Now at Bonhams, the Marketing Guru Behind ‘Salvator Mundi’ Is Applying His Genius to Selling (Much) Cheaper Art

Marc Sands says there's a lot of work to be done to attract buyers spending south of $1 million.

Bonhams chief marketing officer Marc Sands. Image courtesy Bonhams.

Marc Sands is the kind of guy whose name you might not know—but you’ll know his work.

As chief marketing officer at Christie’s, he was instrumental in the campaign behind the auction house’s most outlandish coup: the record-smashing sale of Leonardo da Vinci’s Salvator Mundi, which brought in a whopping $450 million in late 2017. As part of a multi-pronged campaign, he worked closely with former contemporary art head Loïc Gouzer to address sensitive issues of authenticity and provenance while also courting some of the world’s biggest buyers.

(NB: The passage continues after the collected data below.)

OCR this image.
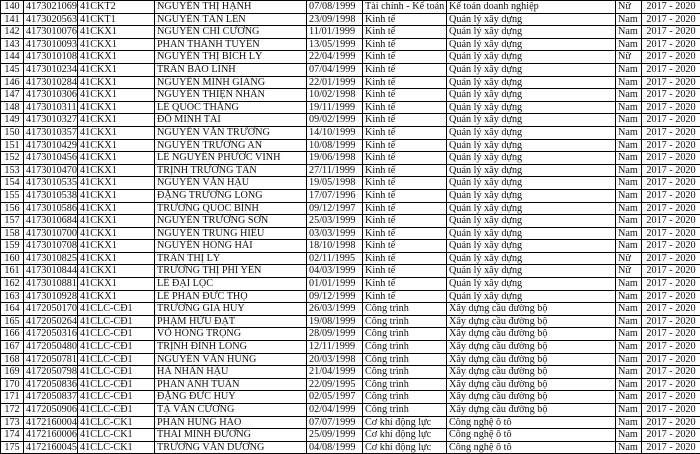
140	4173021069	41CKT2	NGUYỄN THỊ HẠNH	07/08/1999	Tài chính - Kế toán	Kế toán doanh nghiệp	Nữ	2017 - 2020
141	4173020563	41CKT1	NGUYỄN TẤN LÊN	23/09/1998	Kinh tế	Quản lý xây dựng	Nam	2017 - 2020
142	4173010076	41CKX1	NGUYỄN CHÍ CƯỜNG	11/01/1999	Kinh tế	Quản lý xây dựng	Nam	2017 - 2020
143	4173010093	41CKX1	PHAN THÀNH TUYÊN	13/05/1999	Kinh tế	Quản lý xây dựng	Nam	2017 - 2020
144	4173010108	41CKX1	NGUYỄN THỊ BÍCH LÝ	22/04/1999	Kinh tế	Quản lý xây dựng	Nữ	2017 - 2020
145	4173010234	41CKX1	TRẦN BẢO LINH	07/04/1999	Kinh tế	Quản lý xây dựng	Nam	2017 - 2020
146	4173010284	41CKX1	NGUYỄN MINH GIANG	22/01/1999	Kinh tế	Quản lý xây dựng	Nam	2017 - 2020
147	4173010306	41CKX1	NGUYỄN THIỆN NHÂN	10/02/1998	Kinh tế	Quản lý xây dựng	Nam	2017 - 2020
148	4173010311	41CKX1	LÊ QUỐC THẮNG	19/11/1999	Kinh tế	Quản lý xây dựng	Nam	2017 - 2020
149	4173010327	41CKX1	ĐỖ MINH TÀI	09/02/1999	Kinh tế	Quản lý xây dựng	Nam	2017 - 2020
150	4173010357	41CKX1	NGUYỄN VĂN TRƯỜNG	14/10/1999	Kinh tế	Quản lý xây dựng	Nam	2017 - 2020
151	4173010429	41CKX1	NGUYỄN TRƯỜNG AN	10/08/1999	Kinh tế	Quản lý xây dựng	Nam	2017 - 2020
152	4173010456	41CKX1	LÊ NGUYỄN PHƯỚC VINH	19/06/1998	Kinh tế	Quản lý xây dựng	Nam	2017 - 2020
153	4173010470	41CKX1	TRỊNH TRƯỜNG TÂN	27/11/1999	Kinh tế	Quản lý xây dựng	Nam	2017 - 2020
154	4173010535	41CKX1	NGUYỄN VĂN HẬU	19/05/1998	Kinh tế	Quản lý xây dựng	Nam	2017 - 2020
155	4173010538	41CKX1	ĐẶNG TRƯỜNG LONG	17/07/1996	Kinh tế	Quản lý xây dựng	Nam	2017 - 2020
156	4173010586	41CKX1	TRƯƠNG QUỐC BÌNH	09/12/1997	Kinh tế	Quản lý xây dựng	Nam	2017 - 2020
157	4173010684	41CKX1	NGUYỄN TRƯỜNG SƠN	25/03/1999	Kinh tế	Quản lý xây dựng	Nam	2017 - 2020
158	4173010700	41CKX1	NGUYỄN TRUNG HIẾU	03/03/1999	Kinh tế	Quản lý xây dựng	Nam	2017 - 2020
159	4173010708	41CKX1	NGUYỄN HỒNG HẢI	18/10/1998	Kinh tế	Quản lý xây dựng	Nam	2017 - 2020
160	4173010825	41CKX1	TRẦN THỊ LÝ	02/11/1995	Kinh tế	Quản lý xây dựng	Nữ	2017 - 2020
161	4173010844	41CKX1	TRƯƠNG THỊ PHI YẾN	04/03/1999	Kinh tế	Quản lý xây dựng	Nữ	2017 - 2020
162	4173010881	41CKX1	LÊ ĐẠI LỘC	01/01/1999	Kinh tế	Quản lý xây dựng	Nam	2017 - 2020
163	4173010928	41CKX1	LÊ PHAN ĐỨC THỌ	09/12/1999	Kinh tế	Quản lý xây dựng	Nam	2017 - 2020
164	4172050170	41CLC-CĐ1	TRƯƠNG GIA HUY	26/03/1999	Công trình	Xây dựng cầu đường bộ	Nam	2017 - 2020
165	4172050264	41CLC-CĐ1	PHẠM HỮU ĐẠT	19/08/1999	Công trình	Xây dựng cầu đường bộ	Nam	2017 - 2020
166	4172050316	41CLC-CĐ1	VÕ HỒNG TRỌNG	28/09/1999	Công trình	Xây dựng cầu đường bộ	Nam	2017 - 2020
167	4172050480	41CLC-CĐ1	TRỊNH ĐÌNH LONG	12/11/1999	Công trình	Xây dựng cầu đường bộ	Nam	2017 - 2020
168	4172050781	41CLC-CĐ1	NGUYỄN VĂN HÙNG	20/03/1998	Công trình	Xây dựng cầu đường bộ	Nam	2017 - 2020
169	4172050798	41CLC-CĐ1	HÀ NHÂN HẬU	21/04/1999	Công trình	Xây dựng cầu đường bộ	Nam	2017 - 2020
170	4172050836	41CLC-CĐ1	PHAN ANH TUẤN	22/09/1995	Công trình	Xây dựng cầu đường bộ	Nam	2017 - 2020
171	4172050837	41CLC-CĐ1	ĐẶNG ĐỨC HUY	02/05/1997	Công trình	Xây dựng cầu đường bộ	Nam	2017 - 2020
172	4172050906	41CLC-CĐ1	TẠ VĂN CƯỜNG	02/04/1999	Công trình	Xây dựng cầu đường bộ	Nam	2017 - 2020
173	4172160004	41CLC-CK1	PHAN HÙNG HẢO	07/07/1999	Cơ khí động lực	Công nghệ ô tô	Nam	2017 - 2020
174	4172160006	41CLC-CK1	THÁI MINH ĐƯỜNG	25/09/1999	Cơ khí động lực	Công nghệ ô tô	Nam	2017 - 2020
175	4172160045	41CLC-CK1	TRƯƠNG VĂN DƯƠNG	04/08/1999	Cơ khí động lực	Công nghệ ô tô	Nam	2017 - 2020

Now Sands, who also held positions at Tate and the Guardian Media Group, has landed at Bonhams, which is bolstering its executive ranks several months after it was acquired by the private equity firm Epiris.

Sands’s “track record in transforming brands is extraordinary, and his experience in the auction business, in particular, will be of enormous importance,” said Bruno Vinciguerra, who joined Bonhams as executive chairman last September (he was formerly chief operating officer at Sotheby’s).

“The role of marketing in the commercial art space is an interesting one,” Sands told artnet News in a phone interview from London. “Funny enough, it has the best chance of having the greatest impact in an institution like Bonhams, more so than at Sotheby’s and Christie’s.”

Why? Bonhams’s competitors “operate very much at the top end,” he says. “It’s a very small group of people, most of whom already know each other. It’s a nudge role.” With Sotheby’s, Christie’s, and Phillips, price points tend to be $1 million and above, he says, noting that “there’s a lot to play for between $10,000 and $1 million.”

When you’re dealing with those lower priced objects, “you have the capability to reach a wider audience and to engage more with the existing one. It’s much more prevalent than at the high price point.” And with economic uncertainty linked to the looming threat of Brexit, Sands thinks the lower rings of the art market are remarkably stable, and tend to fluctuate less than at the top.

Though it’s too early to talk specific targets, Sands says Bonhams’s new ownership is looking for higher sell-through rates at auction and is working to reach a broader audience. “They’re not looking to cut to growth, they’re looking to grow for growth,” he says.

While Sands is familiar with most of Bonhams’s auction categories, motorcars—a major focus for the auction auction house—are new to him, and will require “a quick build-up to speed,” he says. But overall, he says, “whatever the categories are, you can change your tone and look and feel, but the principles are largely the same. You just have to apply them with immense rigor.”

Asked what convinced him to make the leap to Bonhams and serve under new ownership, Sands emphasized how much he enjoyed the more than four years he spent at Christie’s and calls his time there “absolutely fantastic.” But the chance to try something new was “too interesting not to give it a go. Nothing is going to trump the Leonardo or the Rockefeller sale”—another big coup he helped market for his former employer—”but there’s plenty of stuff here that needs doing.”

So how did he approach that Rockefeller sale? “Obviously it was going to be big in America, because of the name. But we were not totally sure about the rest of the world,” he says. But once he and his team started doing research, they realized how global the Rockefeller footprint was.

“Basically they had activity all over the world,” he says. “We researched what they did and built a narrative around that. It was a real deep dive.” And it’s that approach that Sands hopes will serve him well at Bonhams.